San Antonio, Texas – The North American Development Bank and the water utility, Comisión Estatal de Agua Potable y Alcantarillado de Camargo, Tamaulipas (COMAPA) have signed a US$2.53 million grant agreement to finance a wastewater collection and treatment project that will benefit 8,819 residents. The grant is being provided through NADB’s Border Environment Infrastructure Fund (BEIF), which is funded by the U.S. Environmental Protection Agency (EPA).
The Project, which was certified by the NADB Board of Directors in June 2018, includes expansion of the sewer system to unserved areas of the La Misión and El Sauz subdivisions; replacement of the main lift station, general collector and force main; and construction of a new wastewater treatment plant.

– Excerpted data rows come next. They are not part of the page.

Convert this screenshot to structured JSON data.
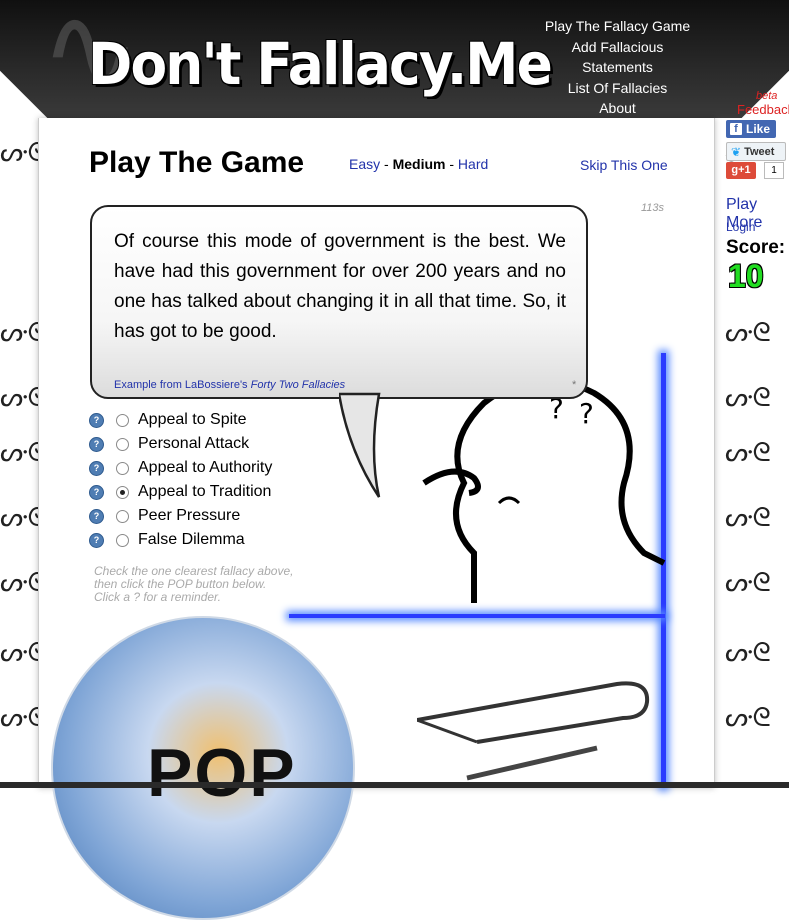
{
  "header": {
    "logo": "Don't Fallacy.Me",
    "nav": [
      "Play The Fallacy Game",
      "Add Fallacious Statements",
      "List Of Fallacies",
      "About"
    ]
  },
  "game": {
    "title": "Play The Game",
    "difficulty": {
      "easy": "Easy",
      "sep1": " - ",
      "medium": "Medium",
      "sep2": " - ",
      "hard": "Hard"
    },
    "skip": "Skip This One",
    "timer": "113s",
    "quote": "Of course this mode of government is the best. We have had this government for over 200 years and no one has talked about changing it in all that time. So, it has got to be good.",
    "source_prefix": "Example from LaBossiere's ",
    "source_title": "Forty Two Fallacies",
    "asterisk": "*",
    "help_glyph": "?",
    "options": [
      {
        "label": "Appeal to Spite",
        "checked": false
      },
      {
        "label": "Personal Attack",
        "checked": false
      },
      {
        "label": "Appeal to Authority",
        "checked": false
      },
      {
        "label": "Appeal to Tradition",
        "checked": true
      },
      {
        "label": "Peer Pressure",
        "checked": false
      },
      {
        "label": "False Dilemma",
        "checked": false
      }
    ],
    "instructions": [
      "Check the one clearest fallacy above,",
      "then click the POP button below.",
      "Click a ? for a reminder."
    ],
    "pop": "POP"
  },
  "sidebar": {
    "beta": "beta",
    "feedback": "Feedback",
    "like": "Like",
    "tweet": "Tweet",
    "gplus": "g+1",
    "gplus_count": "1",
    "play_more": "Play More",
    "login": "Login",
    "score_label": "Score:",
    "score_value": "10"
  },
  "colors": {
    "link": "#2233aa",
    "score": "#22dd22",
    "glow": "#2a3bff",
    "feedback": "#dd2222"
  }
}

The new lagoon-based wastewater treatment plant (WWTP) with the capacity to treat 570,000 gallons a day will replace the old facility, which has exceeded its useful life and is allowing raw wastewater flows to seep into the ground and water table near the San Juan River, a tributary to the Rio Grande River. The new plant will also include a system to capture and convert methane, reducing the greenhouse gases produced in the treatment process.

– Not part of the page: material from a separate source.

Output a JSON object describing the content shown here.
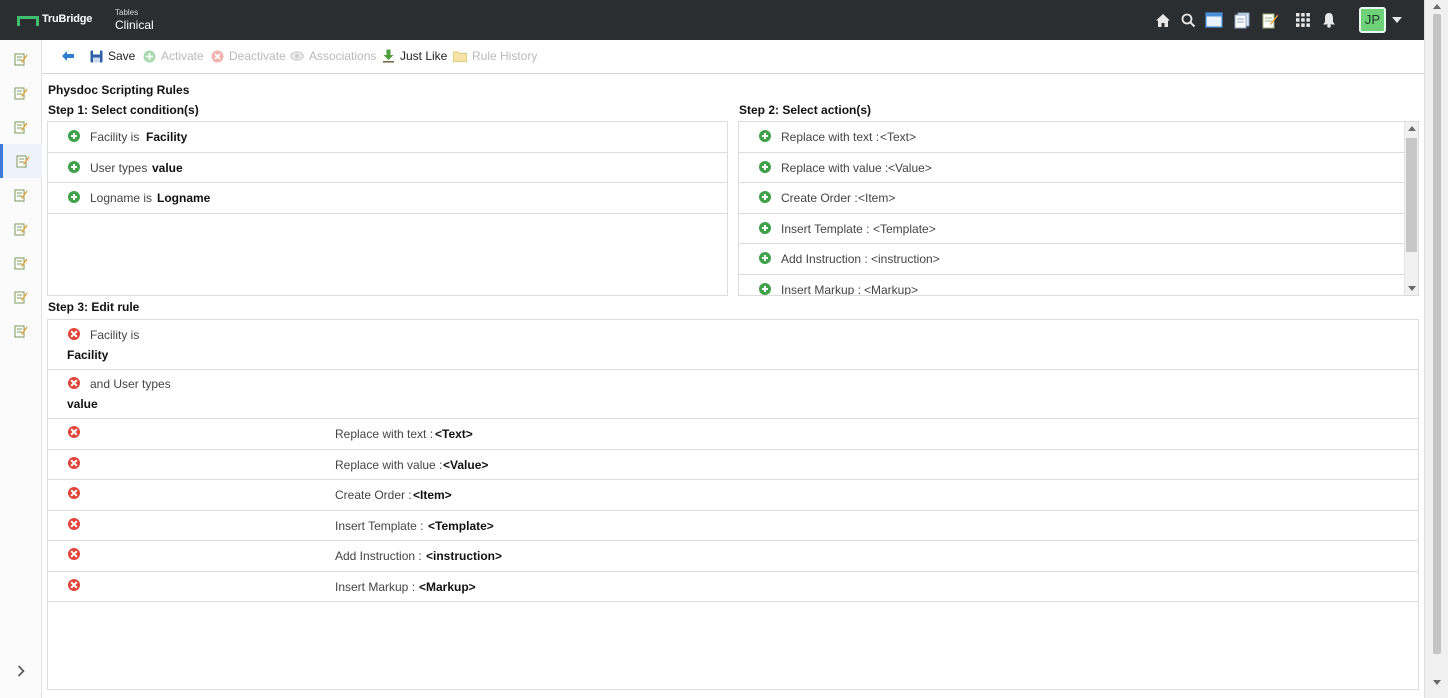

Replacement of the main lift station and force main will help ensure that the 22 lps wastewater is safely conveyed to the WWTP with less risk of leaks and spills. In addition, 347 new residential connections will be installed providing first-time service to an estimated 1,180 residents.

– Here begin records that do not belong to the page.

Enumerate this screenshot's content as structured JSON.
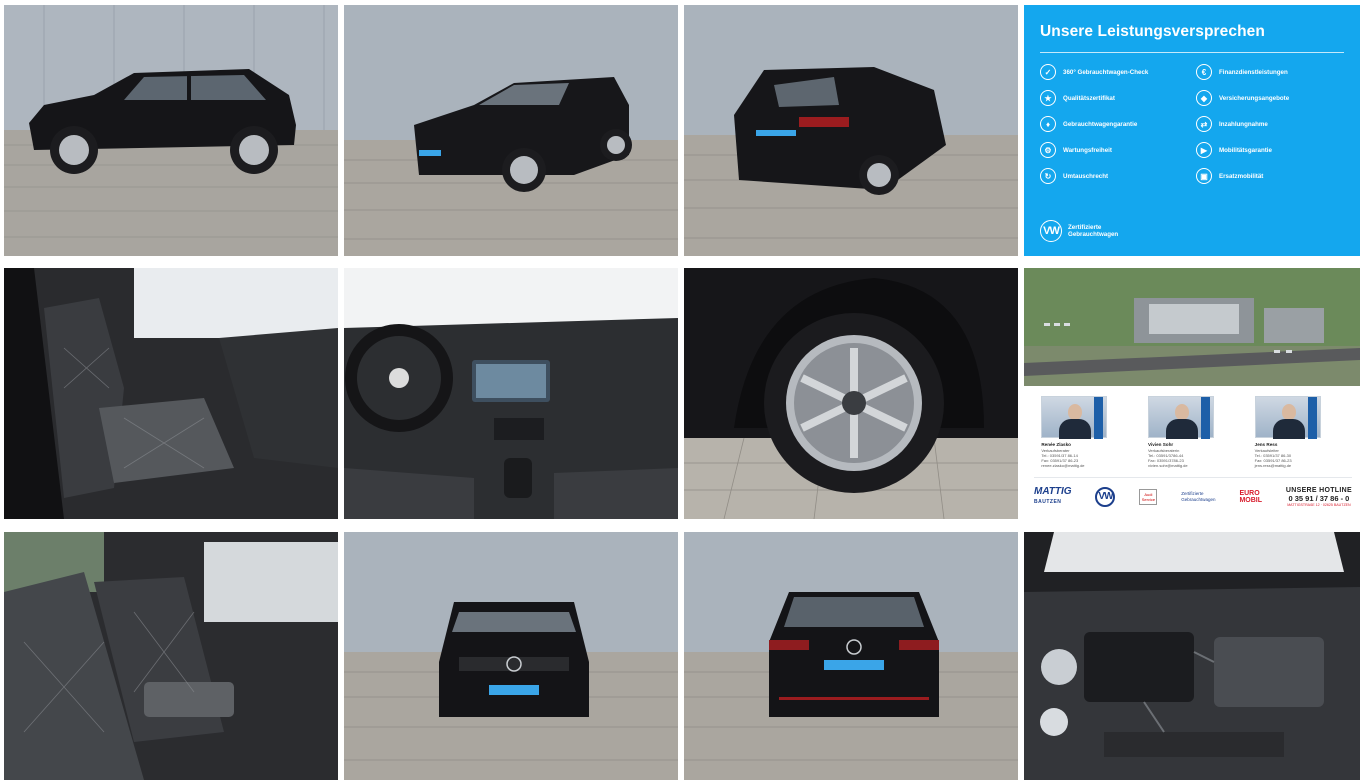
{
  "gallery": {
    "photos": [
      {
        "name": "photo-side-profile",
        "alt": "side profile"
      },
      {
        "name": "photo-front-three-quarter",
        "alt": "front three-quarter"
      },
      {
        "name": "photo-rear-three-quarter",
        "alt": "rear three-quarter"
      },
      {
        "name": "photo-front-seats",
        "alt": "front seats"
      },
      {
        "name": "photo-cockpit",
        "alt": "cockpit"
      },
      {
        "name": "photo-wheel",
        "alt": "wheel"
      },
      {
        "name": "photo-rear-seats",
        "alt": "rear seats"
      },
      {
        "name": "photo-front",
        "alt": "front"
      },
      {
        "name": "photo-rear",
        "alt": "rear"
      },
      {
        "name": "photo-engine-bay",
        "alt": "engine bay"
      }
    ]
  },
  "promise_card": {
    "title": "Unsere Leistungsversprechen",
    "items": [
      {
        "label": "360° Gebrauchtwagen-Check",
        "icon": "check-car-icon"
      },
      {
        "label": "Finanzdienstleistungen",
        "icon": "finance-icon"
      },
      {
        "label": "Qualitätszertifikat",
        "icon": "certificate-icon"
      },
      {
        "label": "Versicherungsangebote",
        "icon": "insurance-icon"
      },
      {
        "label": "Gebrauchtwagengarantie",
        "icon": "warranty-icon"
      },
      {
        "label": "Inzahlungnahme",
        "icon": "trade-in-icon"
      },
      {
        "label": "Wartungsfreiheit",
        "icon": "maintenance-icon"
      },
      {
        "label": "Mobilitätsgarantie",
        "icon": "mobility-icon"
      },
      {
        "label": "Umtauschrecht",
        "icon": "exchange-icon"
      },
      {
        "label": "Ersatzmobilität",
        "icon": "replacement-car-icon"
      }
    ],
    "footer_line1": "Zertifizierte",
    "footer_line2": "Gebrauchtwagen",
    "accent_color": "#14a7ee"
  },
  "dealer_card": {
    "staff": [
      {
        "name": "Renée Zlasko",
        "role": "Verkaufsberater",
        "tel": "Tel.: 03591/37 86-14",
        "fax": "Fax: 03591/37 86-23",
        "mail": "renee.zlasko@mattig.de"
      },
      {
        "name": "Vivien Sohr",
        "role": "Verkaufsberaterin",
        "tel": "Tel.: 03591/3786-44",
        "fax": "Fax: 03591/3786-23",
        "mail": "vivien.sohr@mattig.de"
      },
      {
        "name": "Jens Ress",
        "role": "Verkaufsleiter",
        "tel": "Tel.: 03591/37 86-30",
        "fax": "Fax: 03591/37 86-23",
        "mail": "jens.ress@mattig.de"
      }
    ],
    "logo_mattig": "MATTIG",
    "logo_city": "BAUTZEN",
    "logo_vw": "VW",
    "logo_audi": "Audi Service",
    "logo_zg_1": "Zertifizierte",
    "logo_zg_2": "Gebrauchtwagen",
    "logo_euro_1": "EURO",
    "logo_euro_2": "MOBIL",
    "hotline_title": "UNSERE HOTLINE",
    "hotline_number": "0 35 91 / 37 86 - 0",
    "hotline_sub": "MATTIGSTRAßE 12 · 02625 BAUTZEN"
  }
}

The BEIF grant will be used to complete the construction of the treatment plant, the main lift station, and the force main between the WWTP and lift station and approximately 161 residential connections in La Mision, including the decommissioning of existing septic tanks.
“This project will serve an economically distressed community by helping to reduce water contamination and the risk of gastrointestinal illnesses,” stated NADB Managing Director Alex Hinojosa. “Thanks to the grant funding provided by EPA, it’s possible to carry out projects to protect water bodies shared by the two countries, in this case the Rio Grande.”